Tout le fonctionnement de la foire était dicté par le calendrier de Dhu al-Majaz et l'ouverture de la saison du Hajj. Durant les huit premiers jours du mois, les activités commerciales battaient leur plein, mais avec une finalité précise : la subsistance. On y vendait moins de poésie et de produits de luxe que de vivres, de tissus pour l'Ihram (état de sacralisation) et de sandales robustes pour la marche.

Le Jour de Tarwiyah

Le point d'orgue de cette période survient le huitième jour, connu sous le nom de Yawm al-Tarwiyah, ou jour de l'abreuvement. Ce nom, évocateur, rappelle la fonction vitale de Dhu al-Majaz : c'était le moment où les pèlerins faisaient leurs dernières provisions d'eau pour les emporter vers la plaine d'Arafat et de Mina, lieux dépourvus de sources suffisantes à l'époque. Ce jour marquait la dissolution du marché en tant qu'entité économique au profit de la caravane orante.

L'Intégration dans le Cycle des Foires

Dhu al-Majaz ne peut être compris isolément. Il était l'aboutissement d'un système économique et culturel parfaitement huilé qui traversait l'Arabie. Les marchands qui arrivaient ici avaient souvent parcouru des centaines de kilomètres, suivant un itinéraire précis qui les menait du nord au sud, ou de l'est vers le Hedjaz.

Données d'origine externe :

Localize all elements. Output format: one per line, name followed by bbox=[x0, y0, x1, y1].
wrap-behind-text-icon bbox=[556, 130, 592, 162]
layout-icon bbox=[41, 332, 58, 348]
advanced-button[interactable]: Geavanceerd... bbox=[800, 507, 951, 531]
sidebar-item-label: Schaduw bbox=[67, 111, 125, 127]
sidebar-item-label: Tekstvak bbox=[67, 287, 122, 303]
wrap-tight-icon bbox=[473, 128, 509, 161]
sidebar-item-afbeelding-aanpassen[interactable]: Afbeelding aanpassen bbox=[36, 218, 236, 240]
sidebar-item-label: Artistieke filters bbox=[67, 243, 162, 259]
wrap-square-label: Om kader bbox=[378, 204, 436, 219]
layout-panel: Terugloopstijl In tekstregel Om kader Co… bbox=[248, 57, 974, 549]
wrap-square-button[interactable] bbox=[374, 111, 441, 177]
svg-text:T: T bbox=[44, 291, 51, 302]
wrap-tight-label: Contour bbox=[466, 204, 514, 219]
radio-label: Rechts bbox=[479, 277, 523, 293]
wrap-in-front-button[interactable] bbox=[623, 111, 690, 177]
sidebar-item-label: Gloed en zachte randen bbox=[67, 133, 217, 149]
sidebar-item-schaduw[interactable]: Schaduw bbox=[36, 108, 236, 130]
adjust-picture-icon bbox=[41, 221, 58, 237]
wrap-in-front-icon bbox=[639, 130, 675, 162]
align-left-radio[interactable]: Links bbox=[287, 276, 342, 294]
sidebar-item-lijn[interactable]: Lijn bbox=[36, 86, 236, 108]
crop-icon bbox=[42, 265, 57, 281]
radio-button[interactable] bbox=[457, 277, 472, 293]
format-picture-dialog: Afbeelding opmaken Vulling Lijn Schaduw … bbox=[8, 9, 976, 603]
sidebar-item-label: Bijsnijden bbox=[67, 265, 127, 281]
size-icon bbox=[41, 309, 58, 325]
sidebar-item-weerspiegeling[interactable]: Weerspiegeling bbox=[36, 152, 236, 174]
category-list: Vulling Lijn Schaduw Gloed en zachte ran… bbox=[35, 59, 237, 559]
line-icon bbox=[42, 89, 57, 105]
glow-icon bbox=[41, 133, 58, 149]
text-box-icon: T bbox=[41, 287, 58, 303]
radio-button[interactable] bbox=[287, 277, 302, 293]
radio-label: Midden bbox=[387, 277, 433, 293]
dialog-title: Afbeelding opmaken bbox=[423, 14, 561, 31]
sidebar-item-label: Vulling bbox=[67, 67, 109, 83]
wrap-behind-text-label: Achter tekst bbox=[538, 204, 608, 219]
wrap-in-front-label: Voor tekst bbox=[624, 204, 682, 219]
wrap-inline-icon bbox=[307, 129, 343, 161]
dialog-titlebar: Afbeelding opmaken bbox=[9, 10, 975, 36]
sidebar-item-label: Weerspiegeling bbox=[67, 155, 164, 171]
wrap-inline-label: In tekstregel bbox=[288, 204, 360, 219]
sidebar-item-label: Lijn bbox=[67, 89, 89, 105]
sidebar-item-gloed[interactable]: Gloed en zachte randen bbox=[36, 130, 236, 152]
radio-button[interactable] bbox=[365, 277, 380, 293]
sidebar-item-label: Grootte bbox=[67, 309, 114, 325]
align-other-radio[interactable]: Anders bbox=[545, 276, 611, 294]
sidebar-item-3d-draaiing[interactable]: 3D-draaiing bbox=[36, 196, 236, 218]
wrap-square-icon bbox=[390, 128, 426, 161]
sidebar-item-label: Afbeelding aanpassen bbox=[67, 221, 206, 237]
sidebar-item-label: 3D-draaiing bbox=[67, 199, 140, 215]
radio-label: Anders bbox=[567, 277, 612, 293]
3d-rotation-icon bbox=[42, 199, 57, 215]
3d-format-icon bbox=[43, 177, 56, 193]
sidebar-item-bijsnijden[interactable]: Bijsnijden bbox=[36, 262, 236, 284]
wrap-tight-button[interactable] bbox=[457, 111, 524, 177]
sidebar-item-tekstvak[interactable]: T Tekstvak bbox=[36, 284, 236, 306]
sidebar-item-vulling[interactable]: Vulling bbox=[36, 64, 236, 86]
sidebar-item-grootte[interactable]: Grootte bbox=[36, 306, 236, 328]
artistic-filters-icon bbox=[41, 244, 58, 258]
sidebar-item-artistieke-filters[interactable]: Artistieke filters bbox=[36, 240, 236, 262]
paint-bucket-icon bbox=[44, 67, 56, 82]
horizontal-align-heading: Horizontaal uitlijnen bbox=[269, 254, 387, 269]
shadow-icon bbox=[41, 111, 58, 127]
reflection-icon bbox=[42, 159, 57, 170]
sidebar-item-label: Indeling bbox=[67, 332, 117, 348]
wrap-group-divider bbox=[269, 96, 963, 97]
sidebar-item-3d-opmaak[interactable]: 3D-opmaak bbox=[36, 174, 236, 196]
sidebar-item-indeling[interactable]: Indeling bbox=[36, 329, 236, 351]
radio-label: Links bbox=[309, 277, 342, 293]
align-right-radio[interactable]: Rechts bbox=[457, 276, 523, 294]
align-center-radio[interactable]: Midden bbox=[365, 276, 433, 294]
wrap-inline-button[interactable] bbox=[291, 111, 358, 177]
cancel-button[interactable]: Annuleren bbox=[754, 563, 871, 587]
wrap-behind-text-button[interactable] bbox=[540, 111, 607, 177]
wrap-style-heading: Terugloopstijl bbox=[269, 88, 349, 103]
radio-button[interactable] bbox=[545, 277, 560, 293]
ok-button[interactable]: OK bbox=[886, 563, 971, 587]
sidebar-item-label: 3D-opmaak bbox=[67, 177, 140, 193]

Ce marché s'inscrit donc comme la conclusion logique de la dynamique des souks, foires commerciales et culturelles qui structuraient la société préislamique. Là où Ukaz était une foire d'apparat et de politique internationale, et Majanna une étape de transition, Dhu al-Majaz représentait le recentrage sur l'essentiel. Les alliances tribales scellées plus tôt dans la saison étaient ici mises à l'épreuve de la piété commune et de la trêve sacrée.

Le Passage vers l'Au-delà du Commerce

Alors que le soleil se couchait sur le huitième jour de Dhu al-Hijjah, une transformation s'opérait. Les bruits de marchandage s'estompaient pour laisser place à la Talbiyah, l'invocation du pèlerin répondant à l'appel divin. Les étals étaient démontés, les richesses matérielles empaquetées ou consommées.

C'était là tout le rôle de Dhu al-Majaz dans la clôture des foires avant les rites sacrés : agir comme un sas de décompression. Il permettait aux Arabes de passer de l'état de marchands, préoccupés par le gain et l'honneur tribal, à celui de serviteurs humbles devant la divinité. Une fois Dhu al-Majaz quitté, il n'y avait plus de commerce, plus de vente, plus d'achat ; il ne restait que la montagne d'Arafat, le silence du désert et l'attente du pardon.